Livingstone’s Elephant

Written By: The Lowdown - Jul• 01•13

Almost a year since it started to take shape, the Kachere Art Studios’ Rhino at Longacres Shopping Centre, stands solid and strong.


The Rhino, moulded from plastic bags and bottles picked up on the streets of Lusaka, carries many lessons. What started off as a message on the need to protect our wildlife heritage for future generations of Zambians quickly became an opportunity to educate any and all passers-by on the need to reduce our carbon footprint.


Yet the passion and determination of the Kachere Art Studio has not dimmed in the last year. If anything it has increased and they have been quietly going about their business as they have done for the last seven or eight years, taking every opportunity to educate Zambia’s citizens on climate change.
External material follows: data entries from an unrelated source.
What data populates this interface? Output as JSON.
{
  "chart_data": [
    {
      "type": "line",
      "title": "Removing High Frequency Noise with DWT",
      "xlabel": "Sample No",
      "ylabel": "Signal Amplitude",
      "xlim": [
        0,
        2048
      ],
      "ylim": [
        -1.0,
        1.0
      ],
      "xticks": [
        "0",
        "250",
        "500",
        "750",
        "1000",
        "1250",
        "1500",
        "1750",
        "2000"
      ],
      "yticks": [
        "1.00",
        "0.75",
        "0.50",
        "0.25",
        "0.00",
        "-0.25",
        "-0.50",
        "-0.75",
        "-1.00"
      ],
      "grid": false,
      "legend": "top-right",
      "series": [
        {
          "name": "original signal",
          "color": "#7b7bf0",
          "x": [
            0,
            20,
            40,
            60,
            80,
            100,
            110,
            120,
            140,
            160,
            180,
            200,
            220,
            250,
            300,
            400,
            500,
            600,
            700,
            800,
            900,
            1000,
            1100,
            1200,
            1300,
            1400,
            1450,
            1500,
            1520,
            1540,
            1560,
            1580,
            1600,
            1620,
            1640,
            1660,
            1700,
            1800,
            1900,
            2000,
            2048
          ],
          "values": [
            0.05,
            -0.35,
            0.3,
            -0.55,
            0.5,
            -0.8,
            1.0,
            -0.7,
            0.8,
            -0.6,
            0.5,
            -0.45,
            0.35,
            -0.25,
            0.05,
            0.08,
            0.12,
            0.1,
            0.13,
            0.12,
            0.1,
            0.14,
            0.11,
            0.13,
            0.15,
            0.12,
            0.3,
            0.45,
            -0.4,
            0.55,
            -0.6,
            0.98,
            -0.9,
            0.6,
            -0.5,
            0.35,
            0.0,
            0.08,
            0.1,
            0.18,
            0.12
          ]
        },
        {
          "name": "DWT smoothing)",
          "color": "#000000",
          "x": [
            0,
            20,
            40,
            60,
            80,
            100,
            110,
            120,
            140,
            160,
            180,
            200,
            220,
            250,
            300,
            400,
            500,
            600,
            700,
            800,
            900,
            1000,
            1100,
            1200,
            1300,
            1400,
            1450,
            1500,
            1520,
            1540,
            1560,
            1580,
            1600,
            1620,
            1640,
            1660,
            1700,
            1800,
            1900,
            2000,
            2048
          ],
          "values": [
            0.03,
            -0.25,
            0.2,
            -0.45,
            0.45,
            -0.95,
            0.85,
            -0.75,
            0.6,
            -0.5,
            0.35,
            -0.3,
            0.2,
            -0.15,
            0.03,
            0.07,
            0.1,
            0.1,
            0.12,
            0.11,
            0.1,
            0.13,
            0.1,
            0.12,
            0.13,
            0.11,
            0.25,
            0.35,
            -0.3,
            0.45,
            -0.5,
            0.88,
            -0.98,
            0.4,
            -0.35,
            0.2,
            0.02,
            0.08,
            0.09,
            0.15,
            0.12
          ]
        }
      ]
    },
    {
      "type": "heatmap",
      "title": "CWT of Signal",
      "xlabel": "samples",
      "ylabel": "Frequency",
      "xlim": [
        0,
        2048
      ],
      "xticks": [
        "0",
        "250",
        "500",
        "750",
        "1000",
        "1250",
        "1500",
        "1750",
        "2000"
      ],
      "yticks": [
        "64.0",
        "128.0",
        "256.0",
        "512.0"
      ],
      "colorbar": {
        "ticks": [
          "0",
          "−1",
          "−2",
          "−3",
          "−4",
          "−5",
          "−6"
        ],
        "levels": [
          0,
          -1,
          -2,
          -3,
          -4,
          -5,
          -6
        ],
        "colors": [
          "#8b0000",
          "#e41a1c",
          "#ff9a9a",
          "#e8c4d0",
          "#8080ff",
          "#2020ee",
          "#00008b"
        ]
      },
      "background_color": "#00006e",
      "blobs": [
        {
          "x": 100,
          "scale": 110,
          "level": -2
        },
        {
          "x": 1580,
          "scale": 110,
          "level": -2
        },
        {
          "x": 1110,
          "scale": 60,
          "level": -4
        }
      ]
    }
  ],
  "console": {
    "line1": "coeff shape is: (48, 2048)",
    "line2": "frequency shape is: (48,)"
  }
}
During December last year, they took themselves down to the shanty market at Kamwala. There they transformed a tree which had previously been used as a urinal into a tree with Christmas decorations instead; decorations made from plastic bags and bottles collected off Lusaka’s streets. And with it went their engaging with and educating all who would listen. This is in addition to giving disadvantaged children and widows art courses (with an environmental slant) at different orphanages and shelters. A workshop was recently held at Naluyanda Integrated Development Organisation


Kachere also took themselves down to Siavonga during the Siavonga Festival where they constructed a plastic Nyami Nyami. During the Festival Nyami Nyami was taken to the schools around Siavonga where pupils had a chance to add their bit of plastic to it. At the same time, they were educated on the environment and climate change with special emphasis on keeping LakeKariba as well as our other Lakes and Rivers clean and the sustainable harvesting of fish.


Nyami Nyami is not yet complete and is currently residing safely at Eagles Rest. It will in due course be moved to the Civic Centre where it will be erected in its permanent position. Only then will it be stuffed full of plastic and the hard outer shell applied. In the meantime, if you are in Siavonga and want to see this ‘Work of Art’, pop into Eagles Rest for a drink or a meal and while you are there they will show you the work in progress.


But despite all this activity, Kachere have also been planning the next in their ‘Big Five’ series of animals made from plastic. As we go to press, they have made a start on an enormous elephant in Livingstone.


Working in conjunction with Livingstone Council, this approximately ten metre high elephant is being erected in the area in front of the Civic Centre and not far from LivingstoneMuseum.  Highly visible, they hope that thousands of Livingstone residents and visitors, including visitors to UNWTO, will stop by and lend a hand to creating Kachere’s latest creation. But the real target are not the overseas visitors but our Zambian people, especially the younger generation who are going to be most affected by climate change and who are going to be the charcoal burners and polluters of the future.


Kachere also hope that Lodge owners and tour operators will support this effort by having Lodge staff sort the plastic that is to be disposed of and deliver this rubbish to the Civic Centre for ‘stuffing’ the elephant. It goes without saying that ordinary Livingstone residents are also welcome to deliver their plastic bottles and bags to Kachere. They are also invited to bring their staff and families down for a bit of education and fun. What better way than for this education and engagement to be conducted by Zambian citizens rather than by foreigners with whom our youngsters do not relate.


Funding for Livingstone’s Elephant has been provided, in part, by the Civil Society Environment Fund supported by the Governments of Denmark and Finland.